〈やっぱりあの国⁉︎〉相次ぐ海底ケーブル、海底パイプラインの破壊工作、日本が他人事ではいられない深刻な理由
最狭部がドーバー海峡として知られるイギリスとフランスを隔てるイギリス海峡は2016年11月20日に、時速140キロメートルを超える猛烈な嵐に襲われていた。嵐の最中に、英国の送電網管理を行っているナショナルグリッドは、フランスとの電力輸出入用海底送電線の能力が突然半分になったことに気がついた。 【地図】破壊された海底インフラ 嵐の中で錨を下ろした船が流され、英仏間に敷設された海底送電線8本の内4本を切ってしまったのだ。フランスからの電力輸入に依存することが多い英国は、冬の電力需要期に原発1基分に相当する100万キロワット(kW)のフランスからの供給力を失い慌てることになった。 海底送電線、あるいは通信用ケーブルが切断される事故は、時々起きるとされているが、海底インフラの意図的な破壊は、そうあることではなかった。しかし、この数年で状況は変わった。 22年9月にロシアとドイツを結ぶ海底天然ガスパイプライン、ノルドストリーム1と2の合計4本のパイプラインの内3本が破壊された。当初犯人は不明とされたが、今年ドイツ検察がウクライナ人に逮捕状を出したと報じられた。 23年10月には、フィンランドとエストニアを結ぶ海底天然ガスパイプライン、24年11月には、バルト海のスウェーデン領海で海底通信ケーブル2本が損傷を受けた。
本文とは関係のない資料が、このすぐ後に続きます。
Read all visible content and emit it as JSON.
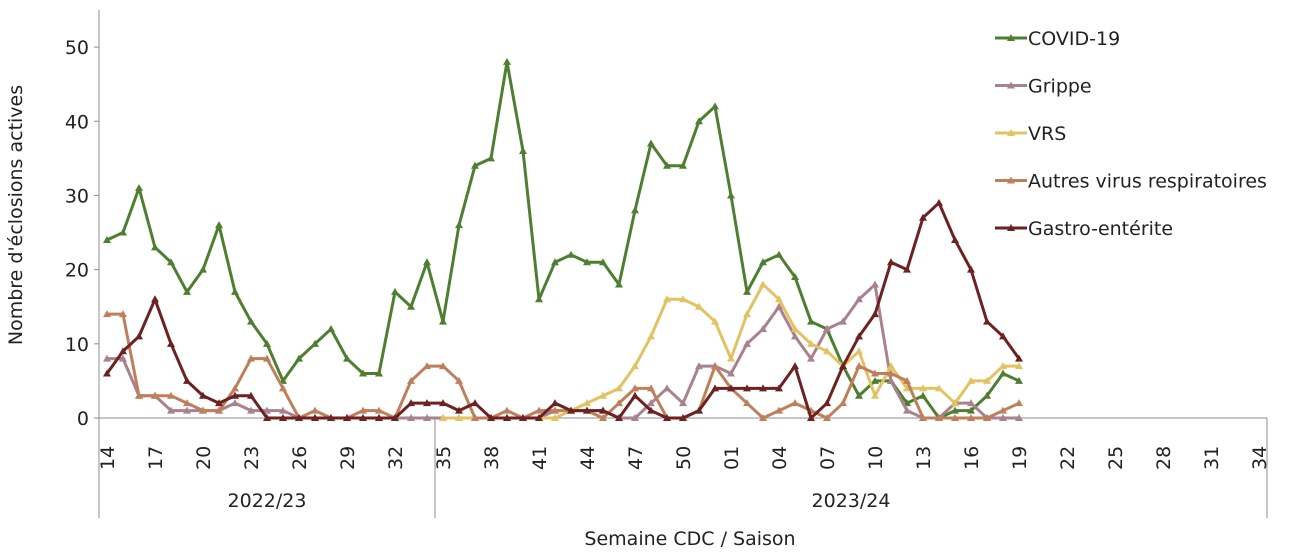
{
  "chart_data": {
    "type": "line",
    "y_label": "Nombre d'éclosions actives",
    "x_label": "Semaine CDC / Saison",
    "ylim": [
      0,
      55
    ],
    "yticks": [
      0,
      10,
      20,
      30,
      40,
      50
    ],
    "legend": "right",
    "categories": [
      "14",
      null,
      null,
      "17",
      null,
      null,
      "20",
      null,
      null,
      "23",
      null,
      null,
      "26",
      null,
      null,
      "29",
      null,
      null,
      "32",
      null,
      null,
      "35",
      null,
      null,
      "38",
      null,
      null,
      "41",
      null,
      null,
      "44",
      null,
      null,
      "47",
      null,
      null,
      "50",
      null,
      null,
      "01",
      null,
      null,
      "04",
      null,
      null,
      "07",
      null,
      null,
      "10",
      null,
      null,
      "13",
      null,
      null,
      "16",
      null,
      null,
      "19",
      null,
      null,
      "22",
      null,
      null,
      "25",
      null,
      null,
      "28",
      null,
      null,
      "31",
      null,
      null,
      "34"
    ],
    "seasons": [
      {
        "label": "2022/23",
        "categories": 21
      },
      {
        "label": "2023/24",
        "categories": 52
      }
    ],
    "series": [
      {
        "name": "COVID-19",
        "color": "#4e7f31",
        "values": [
          24,
          25,
          31,
          23,
          21,
          17,
          20,
          26,
          17,
          13,
          10,
          5,
          8,
          10,
          12,
          8,
          6,
          6,
          17,
          15,
          21,
          13,
          26,
          34,
          35,
          48,
          36,
          16,
          21,
          22,
          21,
          21,
          18,
          28,
          37,
          34,
          34,
          40,
          42,
          30,
          17,
          21,
          22,
          19,
          13,
          12,
          7,
          3,
          5,
          5,
          2,
          3,
          0,
          1,
          1,
          3,
          6,
          5,
          null,
          null,
          null,
          null,
          null,
          null,
          null,
          null,
          null,
          null,
          null,
          null,
          null,
          null,
          null
        ]
      },
      {
        "name": "Grippe",
        "color": "#a9818f",
        "values": [
          8,
          8,
          3,
          3,
          1,
          1,
          1,
          1,
          2,
          1,
          1,
          1,
          0,
          0,
          0,
          0,
          0,
          0,
          0,
          0,
          0,
          0,
          0,
          0,
          0,
          0,
          0,
          0,
          1,
          1,
          1,
          1,
          0,
          0,
          2,
          4,
          2,
          7,
          7,
          6,
          10,
          12,
          15,
          11,
          8,
          12,
          13,
          16,
          18,
          5,
          1,
          0,
          0,
          2,
          2,
          0,
          0,
          0,
          null,
          null,
          null,
          null,
          null,
          null,
          null,
          null,
          null,
          null,
          null,
          null,
          null,
          null,
          null
        ]
      },
      {
        "name": "VRS",
        "color": "#e2c262",
        "values": [
          null,
          null,
          null,
          null,
          null,
          null,
          null,
          null,
          null,
          null,
          null,
          null,
          null,
          null,
          null,
          null,
          null,
          null,
          null,
          null,
          null,
          0,
          0,
          0,
          0,
          0,
          0,
          0,
          0,
          1,
          2,
          3,
          4,
          7,
          11,
          16,
          16,
          15,
          13,
          8,
          14,
          18,
          16,
          12,
          10,
          9,
          7,
          9,
          3,
          7,
          4,
          4,
          4,
          2,
          5,
          5,
          7,
          7,
          null,
          null,
          null,
          null,
          null,
          null,
          null,
          null,
          null,
          null,
          null,
          null,
          null,
          null,
          null
        ]
      },
      {
        "name": "Autres virus respiratoires",
        "color": "#c07f5b",
        "values": [
          14,
          14,
          3,
          3,
          3,
          2,
          1,
          1,
          4,
          8,
          8,
          4,
          0,
          1,
          0,
          0,
          1,
          1,
          0,
          5,
          7,
          7,
          5,
          0,
          0,
          1,
          0,
          1,
          1,
          1,
          1,
          0,
          2,
          4,
          4,
          0,
          0,
          1,
          7,
          4,
          2,
          0,
          1,
          2,
          1,
          0,
          2,
          7,
          6,
          6,
          5,
          0,
          0,
          0,
          0,
          0,
          1,
          2,
          null,
          null,
          null,
          null,
          null,
          null,
          null,
          null,
          null,
          null,
          null,
          null,
          null,
          null,
          null
        ]
      },
      {
        "name": "Gastro-entérite",
        "color": "#6e2121",
        "values": [
          6,
          9,
          11,
          16,
          10,
          5,
          3,
          2,
          3,
          3,
          0,
          0,
          0,
          0,
          0,
          0,
          0,
          0,
          0,
          2,
          2,
          2,
          1,
          2,
          0,
          0,
          0,
          0,
          2,
          1,
          1,
          1,
          0,
          3,
          1,
          0,
          0,
          1,
          4,
          4,
          4,
          4,
          4,
          7,
          0,
          2,
          7,
          11,
          14,
          21,
          20,
          27,
          29,
          24,
          20,
          13,
          11,
          8,
          null,
          null,
          null,
          null,
          null,
          null,
          null,
          null,
          null,
          null,
          null,
          null,
          null,
          null,
          null
        ]
      }
    ]
  }
}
どちらも中国船による破壊工作の可能性があると報道されている。 海底通信インフラが破壊工作の対象になるとすれば、日本も安全保障上データーセンターを自国内に設置することが必須だ。そうなると安定的電力供給が喫緊の課題として浮上する。 12月17日発表された第7次エネルギー基本計画(素案)は安定的な電力供給を実現可能な内容だろうか。
中国船の破壊活動が続く欧州
フィンランドの首都ヘルシンキ出張時の休日に港を散策していたところ、エストニアの首都タリンに向かうフェリーがあった。航海時間は3時間というので、思わず乗船しようかと思ったが、海が荒れて帰って来られなくなると仕事に差し障るので、見送った経験がある。 ヘルシンキとエストニア間には、ガスパイプラインと通信ケーブルが敷設されている。23年10月8日にフィンランドとエストニアを結ぶパイプラインが、ガス漏れを検知し停止した。 調査により中国のコンテナ船、”Newnew Polar Bear”が錨を下ろしたまま航行しパイプラインを破壊したことが、現場に錨が残っていたことから判明した。パイプラインと並行している通信ケーブルも切断していた。 フィンランドの閣僚は、全ての証拠が故意による破壊活動を示していると述べたが、中国政府は調査に協力せず、今年になり故意ではなく事故と主張した。 同じ10月8日に、スウェーデンとエストニアを結ぶ海底ケーブル6本中、4本が破損した。破損時に通過した船舶は“Newnew Polar Bear”とロシアの原子力貨物船“Sevmorput”のみであったことから、どちらかの船により切断されたと判断された。両船は、エストニアとフィンランド間の海底ケーブ切断時にも現場を通過していた。 切断が明らかになった後、両船は同じ航路を辿り、共に海底ケーブルとパイプラインが密集するノルウェー北部に向かったことから、ノルウェー軍が警戒についたと報道された。 今年11月17日と18日には、ドイツとフィンランドを結ぶ海底ケーブルとリトアニアとスウェーデンのゴットランド島を結ぶ海底ケーブルが破損した(図-1)。 同時刻に中国の貨物船“Yi Peng 3”が破損個所を通過しており、錨を下ろしたまま100マイル以上航行していたこと、また破損個所の近くで減速などの異常な行動をしたことから故意による破壊活動とされた。 12月になり、ロシアの諜報機関の指示により“Yi Peng 3”のロシア人船長が破壊活動に従事したと報道された。